Researcher Lois Battuello contends that Silverado
often hosted Iran/Contra heavyweights Ollie North, Rob
Owen and George H.W. Bush for golf and cocktails.

Follow the Money

Battuello worked at United California Bank (UCB) when
Du Bain was on the board, right after former CIA
director McCone served as chairman. She tells the
Press that UCB had been on the brink of collapse,
"under the weight of highly irregular loans." UCB had
been known as John McCone's "piggy bank" and with Du
Bain on board, they "attempted to recover monies
looted and missing" by Saudi arms dealers (such as
Adnan Khashoggi) and former CIA personnel.

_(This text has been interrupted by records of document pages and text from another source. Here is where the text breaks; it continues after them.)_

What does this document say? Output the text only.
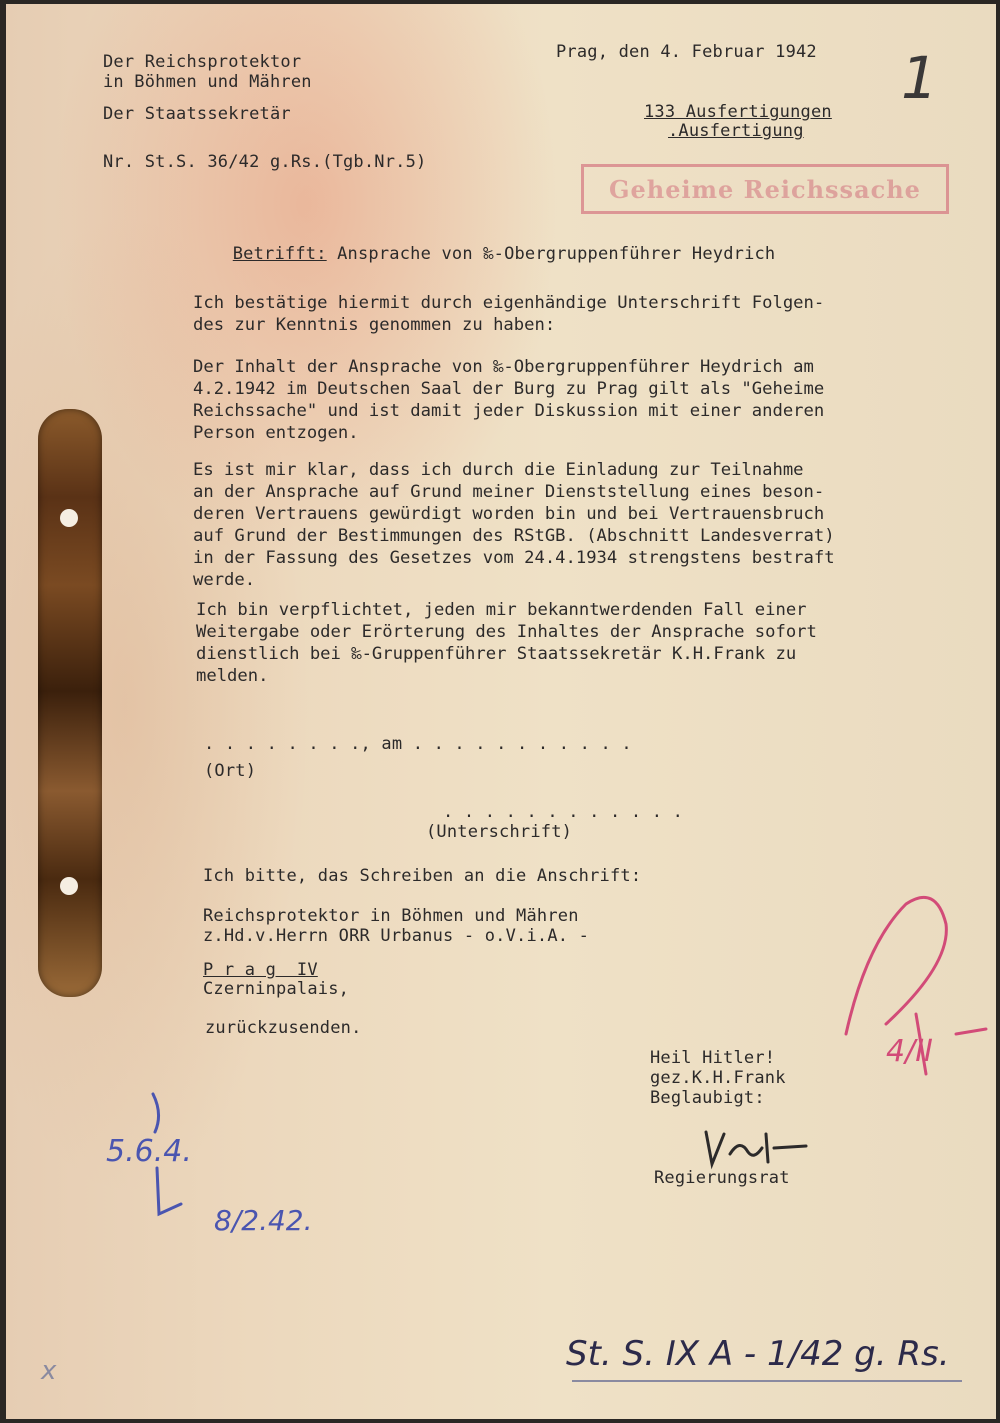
Der Reichsprotektor
in Böhmen und Mähren
Der Staatssekretär
Nr. St.S. 36/42 g.Rs.(Tgb.Nr.5)
Prag, den 4. Februar 1942
133 Ausfertigungen
.Ausfertigung
1
Geheime Reichssache

Betrifft: Ansprache von ‰-Obergruppenführer Heydrich

Ich bestätige hiermit durch eigenhändige Unterschrift Folgen-
des zur Kenntnis genommen zu haben:
Der Inhalt der Ansprache von ‰-Obergruppenführer Heydrich am
4.2.1942 im Deutschen Saal der Burg zu Prag gilt als "Geheime
Reichssache" und ist damit jeder Diskussion mit einer anderen
Person entzogen.
Es ist mir klar, dass ich durch die Einladung zur Teilnahme
an der Ansprache auf Grund meiner Dienststellung eines beson-
deren Vertrauens gewürdigt worden bin und bei Vertrauensbruch
auf Grund der Bestimmungen des RStGB. (Abschnitt Landesverrat)
in der Fassung des Gesetzes vom 24.4.1934 strengstens bestraft
werde.
Ich bin verpflichtet, jeden mir bekanntwerdenden Fall einer
Weitergabe oder Erörterung des Inhaltes der Ansprache sofort
dienstlich bei ‰-Gruppenführer Staatssekretär K.H.Frank zu
melden.
. . . . . . . ., am . . . . . . . . . . .
(Ort)
. . . . . . . . . . . .
(Unterschrift)
Ich bitte, das Schreiben an die Anschrift:
Reichsprotektor in Böhmen und Mähren
z.Hd.v.Herrn ORR Urbanus - o.V.i.A. -
P r a g  IV
Czerninpalais,
zurückzusenden.
Heil Hitler!
gez.K.H.Frank
Beglaubigt:
Regierungsrat
4/II
5.6.4.
8/2.42.
St. S. IX A - 1/42 g. Rs.
x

After the 9/11 planes slammed into American landmarks,
Battuello began to see a possible connection between
the terrorists, their flight school, owner Wally
Hilliard and his associate Du Bain. She left her
comfortable Napa Valley home and went hunting for the
truth. In Florida, she says, she found cab driver and
Navy veteran Bob Simpson, who had driven Mohamed Atta
around on multiple occasions. Simpson told Battuello
that Rudi Dekkers, president and CEO of Huffman, was
hanging out in nightclubs with Atta and other Saudis
as recently as August 2001. According to Keller,
Atta's ex-girlfriend, Dekkers and Atta did cocaine and
went to strip clubs together quite a bit.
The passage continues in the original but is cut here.